When I was growing up, you could find me every Saturday at the local soccer complex.
If I wasn’t playing in a game myself, I was kicking the ball around with my friends, watching rival teams play, or refereeing a few matches. A bunch of us with shin guard tans would make our Saturday meals out of concession-stand corndogs and crinkle fries and eat under a shade tree without a care in the world.
My first team was the Hot Shots, and I was No. 8. I picked that number with the advice of my creative mom who said, “Why don’t you choose No. 8 since that’s how old you are?” And the rest is history. Every season after that, my jersey number would increase by one, and the extent of the meaning ended there — until I became a seventeen-year-old senior in high school, when I decided the number on my back should mean something. So, I chose No. 17 in order to begin establishing an allegiance, an association, and a reputation with the number. No. 17 has been good to me.
Numbers mean something. Most often there is a story behind them, if we just take the time to stop and ask.
Never miss a local story.
Just like the facts and figures we see printed in the newspaper or posted on a school district website, behind every number is a group of stories or a collection of faces. Ask sixth-grade teachers over at Baker Middle about some impressive numbers. They’ll tell you about the number of kids who make miraculous gains in reading but may still fall a little short on a state assessment. Strike up a conversation with any teacher over at Rigdon Road Elementary, and you’ll get an earfull of the important numbers of students who weren’t supposed to “make it” but did because of the dedication of a hard-working staff. Ask a teacher at Davis Elementary about the faces behind their numbers, and you’ll walk away a different person. Then ask me about my school. I can chat for hours about the faces behind our data.

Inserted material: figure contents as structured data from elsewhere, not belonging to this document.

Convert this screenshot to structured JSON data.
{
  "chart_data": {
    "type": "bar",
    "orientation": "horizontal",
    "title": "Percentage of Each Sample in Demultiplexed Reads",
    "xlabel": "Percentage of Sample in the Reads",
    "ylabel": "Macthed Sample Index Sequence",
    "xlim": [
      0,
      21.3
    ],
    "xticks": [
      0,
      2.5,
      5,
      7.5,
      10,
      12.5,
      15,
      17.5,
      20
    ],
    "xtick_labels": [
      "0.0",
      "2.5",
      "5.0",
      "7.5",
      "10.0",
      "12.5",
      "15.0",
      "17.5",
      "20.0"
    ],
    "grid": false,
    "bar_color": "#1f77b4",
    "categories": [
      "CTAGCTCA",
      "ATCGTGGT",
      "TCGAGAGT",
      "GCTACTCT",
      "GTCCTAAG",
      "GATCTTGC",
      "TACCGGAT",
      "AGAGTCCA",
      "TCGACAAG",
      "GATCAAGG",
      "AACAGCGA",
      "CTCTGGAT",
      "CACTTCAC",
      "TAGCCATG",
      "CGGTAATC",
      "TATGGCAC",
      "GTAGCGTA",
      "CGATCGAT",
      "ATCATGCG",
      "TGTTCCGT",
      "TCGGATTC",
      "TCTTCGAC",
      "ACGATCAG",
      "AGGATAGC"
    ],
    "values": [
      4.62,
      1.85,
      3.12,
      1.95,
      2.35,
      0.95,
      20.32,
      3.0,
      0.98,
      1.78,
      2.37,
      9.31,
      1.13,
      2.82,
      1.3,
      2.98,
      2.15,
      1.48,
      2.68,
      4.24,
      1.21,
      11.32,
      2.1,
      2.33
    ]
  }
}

Sure, dwindling down a school full of faces into a few numbers makes comparing schools to schools and schools to state averages much easier. But those few numbers cannot tell the countless stories. They won’t tell you about the little girl in fifth grade who has a panic attack when a math worksheet is put on her desk, who flings herself on the floor in a fit of anxiety, who needs one-on-one attention to get her to even consider adding double digit numbers, but who by the end of the year has moved on to adding triple digits. A data point won’t introduce you to the small ninth-grade English class of eight students who struggled writing a coherent sentence but could finally pen a complete paragraph after an entire focused, strenuous semester of strategic writing instruction.
A single number simply can’t be totally informative; only transparent conversation can. Only looking at the many factors behind the number can reveal the true story. Just do me and the many teachers who don’t work at the A-list schools a favor: come see us. Come by on your lunch break. Come to one of our football games or band concerts. Come sit with us in a classroom and listen to the stories. I bet you’ll walk away with a stark realization that will open your eyes to the truly amazing work ALL of our teachers are doing. I double-dog dare you to come see us.